2. The method according to claim 1, wherein the concrete column is formed by inserting a vertical reinforcing member extending in a vertical direction and a waterproof membrane wrapping lower and lateral sides of the vertical reinforcing member into the concrete hole and the drilled borehole, and pouring fresh concrete into the waterproof membrane.

3. The method according to claim 1, wherein a protection pipe, extending in a vertical direction, is inserted into the underwater ground through the concrete hole while drilling the underwater ground to form the drilled borehole, wherein after the protection pipe is inserted, the protection pipe is positioned over the concrete hole and the drilled borehole such that the drilled borehole is formed inside of the protection pipe.

4. The method according to claim 3, wherein the concrete column is formed by inserting a vertical reinforcing member extending in a vertical direction and a waterproof membrane wrapping lower and lateral sides of the vertical reinforcing member into the protection pipe, pouring fresh concrete into the waterproof membrane, and removing the protection pipe before the poured fresh concrete is cured so that the waterproof membrane is in close contact with the concrete block assembly and the underwater ground under the pressure of the poured fresh concrete.

5. The method according to claim 3, wherein the protection pipe is removed after the drilled borehole is formed.

6. The method according to claim 1, wherein the concrete block assembly is formed by continuously arranging the plurality of concrete blocks in vertical and horizontal directions, whereby the vertical holes of the concrete blocks continuously stacked in the vertical direction are continuously connected in a vertical direction to form the concrete hole in which the upper end thereof is opened while the lower end thereof is blocked by the underwater ground.

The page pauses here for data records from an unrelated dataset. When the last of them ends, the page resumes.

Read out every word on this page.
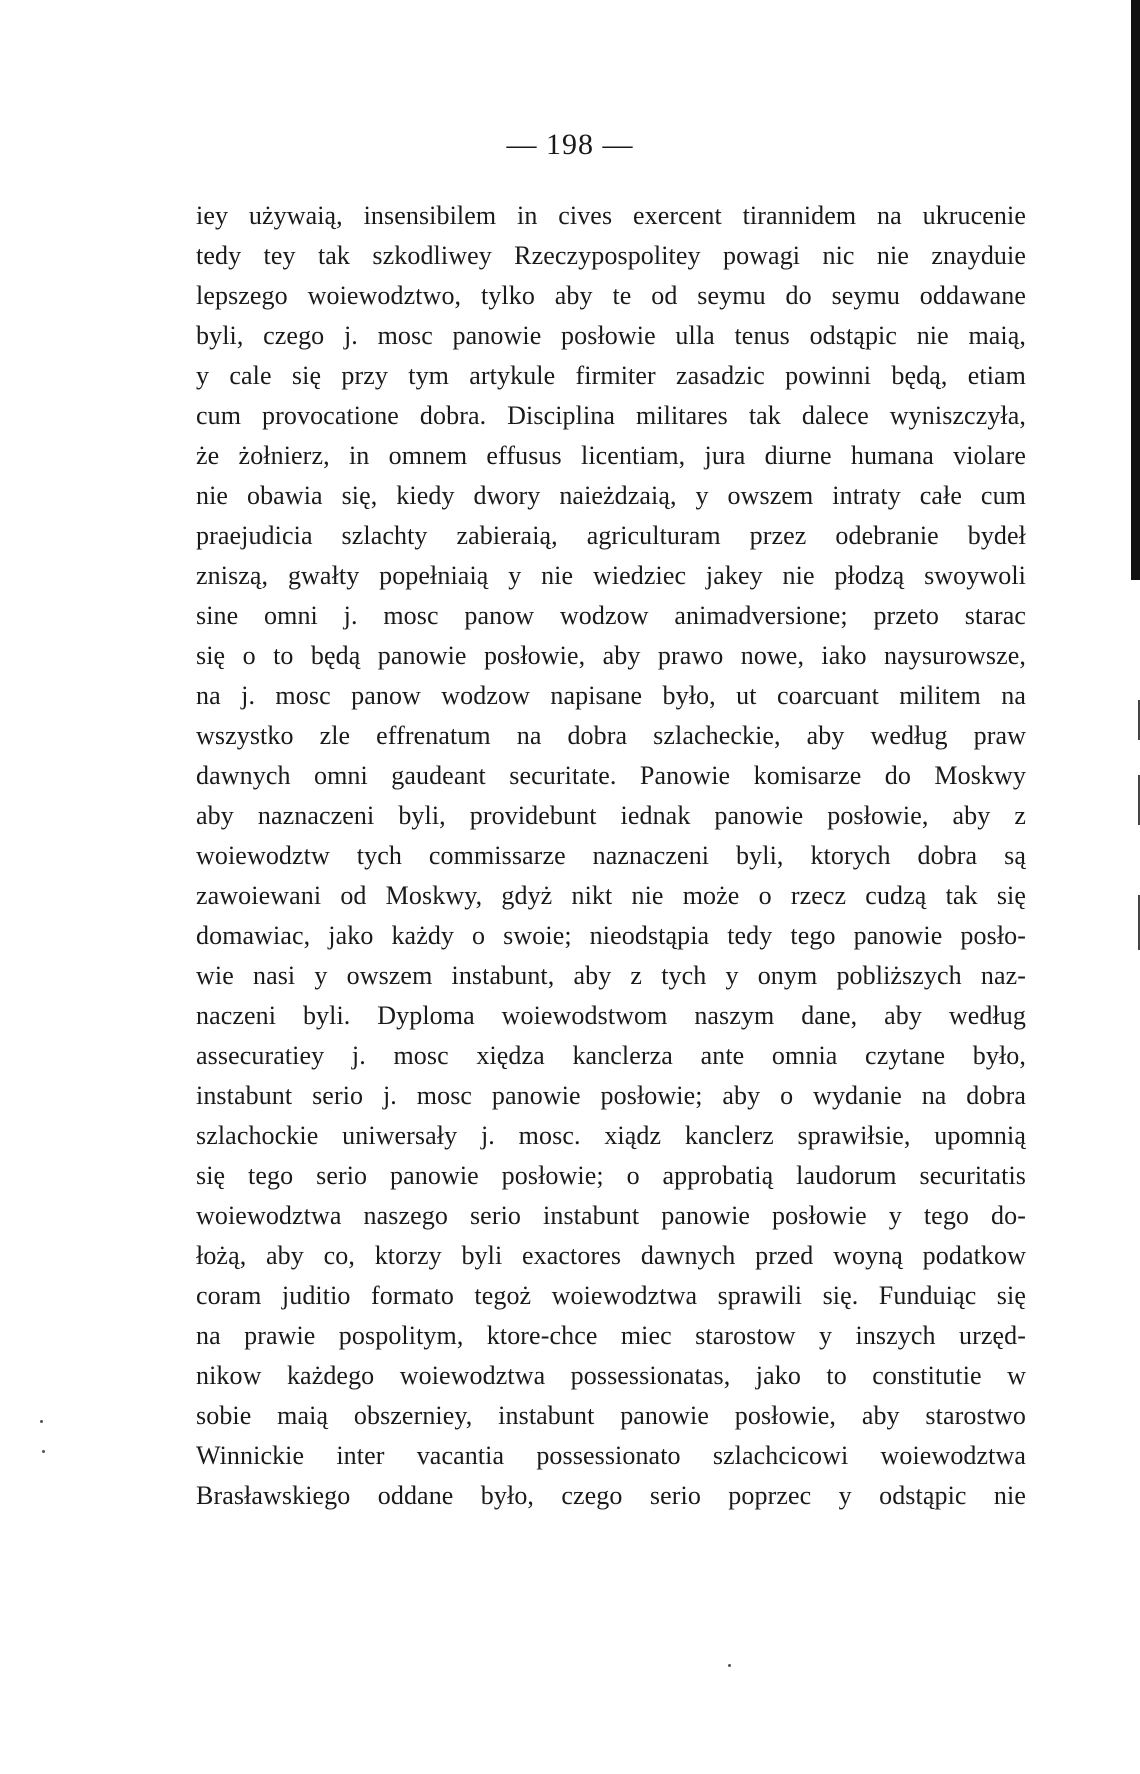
— 198 —
iey używaią, insensibilem in cives exercent tirannidem na ukrucenie
tedy tey tak szkodliwey Rzeczypospolitey powagi nic nie znayduie
lepszego woiewodztwo, tylko aby te od seymu do seymu oddawane
byli, czego j. mosc panowie posłowie ulla tenus odstąpic nie maią,
y cale się przy tym artykule firmiter zasadzic powinni będą, etiam
cum provocatione dobra. Disciplina militares tak dalece wyniszczyła,
że żołnierz, in omnem effusus licentiam, jura diurne humana violare
nie obawia się, kiedy dwory naieżdzaią, y owszem intraty całe cum
praejudicia szlachty zabieraią, agriculturam przez odebranie bydeł
zniszą, gwałty popełniaią y nie wiedziec jakey nie płodzą swoywoli
sine omni j. mosc panow wodzow animadversione; przeto starac
się o to będą panowie posłowie, aby prawo nowe, iako naysurowsze,
na j. mosc panow wodzow napisane było, ut coarcuant militem na
wszystko zle effrenatum na dobra szlacheckie, aby według praw
dawnych omni gaudeant securitate. Panowie komisarze do Moskwy
aby naznaczeni byli, providebunt iednak panowie posłowie, aby z
woiewodztw tych commissarze naznaczeni byli, ktorych dobra są
zawoiewani od Moskwy, gdyż nikt nie może o rzecz cudzą tak się
domawiac, jako każdy o swoie; nieodstąpia tedy tego panowie posło-
wie nasi y owszem instabunt, aby z tych y onym pobliższych naz-
naczeni byli. Dyploma woiewodstwom naszym dane, aby według
assecuratiey j. mosc xiędza kanclerza ante omnia czytane było,
instabunt serio j. mosc panowie posłowie; aby o wydanie na dobra
szlachockie uniwersały j. mosc. xiądz kanclerz sprawiłsie, upomnią
się tego serio panowie posłowie; o approbatią laudorum securitatis
woiewodztwa naszego serio instabunt panowie posłowie y tego do-
łożą, aby co, ktorzy byli exactores dawnych przed woyną podatkow
coram juditio formato tegoż woiewodztwa sprawili się. Funduiąc się
na prawie pospolitym, ktore-chce miec starostow y inszych urzęd-
nikow każdego woiewodztwa possessionatas, jako to constitutie w
sobie maią obszerniey, instabunt panowie posłowie, aby starostwo
Winnickie inter vacantia possessionato szlachcicowi woiewodztwa
Brasławskiego oddane było, czego serio poprzec y odstąpic nie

7. The method according to claim 1, wherein the underwater ground includes an artificially formed foundation ground, wherein the foundation ground is formed before the concrete block assembly is formed, wherein the foundation ground is any of foundation ripraps, substituted ripraps, deep mixed consolidation ground, improved soft ground, and a combination thereof.

8. The method according to claim 1, wherein after the concrete column is formed, a cap concrete part is further formed on the concrete block assembly.

9. The method according to claim 1, wherein the concrete block has a filling space therein, wherein after the concrete block assembly is formed, a filling material is further filled in the filling space.

10. The method according to claim 1, wherein the concrete block includes an upper concrete plate, a lower concrete plate spaced apart from the upper concrete plate, and a vertical connection pipe connecting the upper and lower concrete plates, wherein upper and lower parts of the vertical connection pipe are respectively connected to the upper and lower concrete plates so that a middle part of the vertical connection pipe is exposed to the outside between the upper and lower concrete plates.